B. D. nr. 1041
(8. 08. 1939)
Se lo spirito nell’uomo è libero, si opporrà a tutte le forze negative, ma se si allontana dal corpo, l’uomo diventa apatico
(da uno spirito-guida):
Chi una volta è stato accolto nella cerchia dei sapienti, non potrà mai più sottrarsi alla benedizione di queste rivelazioni, perché il suo spirito ha riconosciuto la verità da Dio e ora tenderà anche alla pienissima unione con Lui, e tutto ciò che egli ora farà inconsciamente, sarà l’attività del suo spirito, e perciò rimarrà anche in costante collegamento con le buone forze spirituali, perché quello che l’uomo cerca è nascosto nella sua più profonda interiorità. L’uomo da se stesso non è in grado di riconoscerlo, mentre lo spirito, essendo libero in ogni sapere, conosce ogni sottilissimo impulso del suo vero compito, e l’esegue immancabilmente.
Pertanto, anche se le influenze dall’esterno potranno spesso irrompere apparentemente come un ostacolo sull’uomo, ciò non potrà limitare assolutamente lo spirito in lui, nessuna influenza dall’esterno potrà toccarlo, dato che esso potrà liberarsi da sé e separarsi in ogni momento dal suo involucro. In tal caso i più strani fenomeni diventeranno ‘i segni’ di questa separazione dal corpo. Il corpo diventerà stanco e non partecipativo, mentre lo spirito si troverà in un’immensa attività accanto al corpo, e questo si manifesterà nella coscienza dell’uomo come uno stato di completa apatia.
Chi sa di essere stato accolto nella cerchia dei sapienti, la sua esperienza sarà costantemente controllata da certi esseri spirituali, e verranno prese decisioni così abbondanti nelle questioni spirituali, che non sarà più da temere uno smarrirsi o un errare della conoscenza acquisita, dato che proprio lo spirito potrà ora svilupparsi e provvedere direttamente che l’uomo rimanga nell’Ordine divino.
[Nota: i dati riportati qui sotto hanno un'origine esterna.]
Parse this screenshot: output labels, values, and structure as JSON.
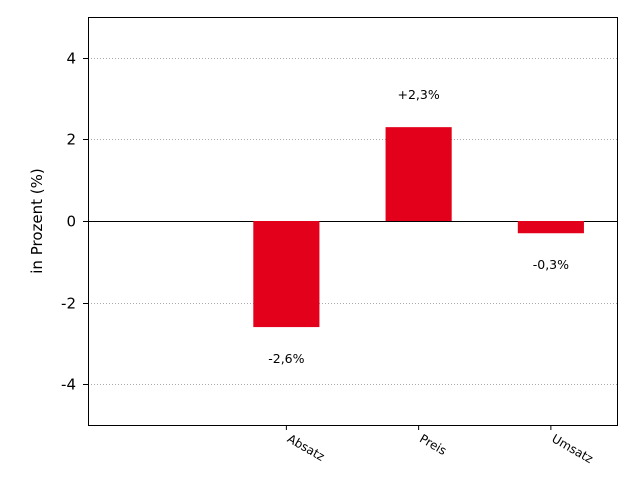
{
  "chart_data": {
    "type": "bar",
    "categories": [
      "Absatz",
      "Preis",
      "Umsatz"
    ],
    "values": [
      -2.6,
      2.3,
      -0.3
    ],
    "data_labels": [
      "-2,6%",
      "+2,3%",
      "-0,3%"
    ],
    "title": "",
    "xlabel": "",
    "ylabel": "in Prozent (%)",
    "ylim": [
      -5,
      5
    ],
    "yticks": [
      -4,
      -2,
      0,
      2,
      4
    ],
    "ytick_labels": [
      "-4",
      "-2",
      "0",
      "2",
      "4"
    ],
    "grid": true,
    "bar_color": "#e2001a"
  }
}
Dunque, sugli uomini che stanno nella conoscenza, vorranno mettersi alla prova anche delle forze spirituali che servono l’avversario, e questo si noterà attraverso enormi avversità che si opporranno a colui che si sforza seriamente. Obiezioni e contraddizioni dall’esterno faranno sorgere nell’uomo dei dubbi, essendo manifestazioni di queste forze contrarie; tuttavia, il loro potere sarà scarso rispetto alle buone forze spirituali, le quali si preoccuperanno del figlio terreno, e a costui, nel caso di dubbi, verrà sempre data l’illuminazione attraverso lo spirito risvegliato da Dio.
In tal caso, c’è solo un certo pericolo, ossia, quando l’uomo fa subentrare un arresto, quando si stanca di lavorare su se stesso, credendosi perfetto, e questo è sempre un segno che lo spirito non si è ancora del tutto liberato. Un tale pericolo può minacciare solo all’inizio, colui che si sforza spiritualmente, e ciò è riconducibile all’impegno delle forze negative alle quali non viene opposta abbastanza resistenza, mentre viene dato troppo ascolto ai loro sussurri, che cercano di rendere l’uomo arrogante, e quindi il figlio terreno fallisce.
Se invece l’uomo si raccomanda nell’intima preghiera sempre e solo alla Grazia e all’Amore divini, non subirà mai un naufragio. Egli non deve mai confidare troppo nella propria forza, bensì, supplicare sempre e ovunque l’aiuto di Dio, e non avrà nulla da temere, poiché con l’aiuto divino raggiungerà la sua meta. – Amen!